KDevelop With Clang Greatly Improves Its C++ Handling

Written by Michael Larabel in KDE on 4 February 2014 at 12:40 PM EST. 33 Comments
KDE
The KDevelop Clang plug-in has been greatly improved and is on its way to replacing the KDE's integrated development environment existing C++ language support with this Clang-based solution.

There's been many KDevelop Clang improvements landing recently and its quality is surpassing KDevelop's own C++ plug-in that has its own C++ parser and other own implementations. Milian Wolff of KDE explained about Clang for KDevelop as "the magic bullet which we waited for, and which did not exist back when KDevelop 4.0 was started initially."

Using Clang with KDevelop instead of its own in-house C++ language support leads to a great code reduction: ~50k lines of code for its own solution versus ~2600 lines of code for hooking into Clang. The Clang parser is also much faster than KDevelop's own C++ parser with greater parallelism. KDevelop can also more easily support new C++ features seamlessly as they are added to Clang. Whether Qt Creator will follow KDevelop in this Clang route is still being determined.

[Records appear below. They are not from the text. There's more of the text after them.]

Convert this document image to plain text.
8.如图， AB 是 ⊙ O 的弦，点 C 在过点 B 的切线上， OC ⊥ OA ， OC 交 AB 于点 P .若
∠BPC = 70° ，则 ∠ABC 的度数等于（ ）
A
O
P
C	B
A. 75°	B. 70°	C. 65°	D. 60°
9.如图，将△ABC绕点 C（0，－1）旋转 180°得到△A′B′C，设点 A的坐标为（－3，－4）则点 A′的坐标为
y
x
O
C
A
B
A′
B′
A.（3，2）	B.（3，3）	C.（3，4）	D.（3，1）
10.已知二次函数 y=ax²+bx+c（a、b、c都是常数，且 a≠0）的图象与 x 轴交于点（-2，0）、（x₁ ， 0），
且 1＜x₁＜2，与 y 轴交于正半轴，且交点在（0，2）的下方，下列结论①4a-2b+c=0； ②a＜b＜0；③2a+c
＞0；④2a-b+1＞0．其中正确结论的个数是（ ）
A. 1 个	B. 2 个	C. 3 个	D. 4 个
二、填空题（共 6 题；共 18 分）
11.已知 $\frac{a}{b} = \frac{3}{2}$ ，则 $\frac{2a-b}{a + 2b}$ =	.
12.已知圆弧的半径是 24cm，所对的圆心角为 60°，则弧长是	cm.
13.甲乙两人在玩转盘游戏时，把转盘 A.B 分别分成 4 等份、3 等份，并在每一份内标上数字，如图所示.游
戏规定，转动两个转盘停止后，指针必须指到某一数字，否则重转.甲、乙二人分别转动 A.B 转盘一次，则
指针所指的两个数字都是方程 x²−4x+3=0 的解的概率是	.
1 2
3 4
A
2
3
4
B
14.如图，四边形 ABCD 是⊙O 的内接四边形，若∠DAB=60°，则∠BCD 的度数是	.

Those curious about this KDevelop Clang support for improving its C++ language support in the open-source KDE IDE can be found via this blog post. Clang's library-based design and greater flexibility and modularity than GCC and other compilers also makes it easy for automatic code reformatting, greater IDE integration, support for rewriting C++ code in more modern standards, and other interesting possibilities.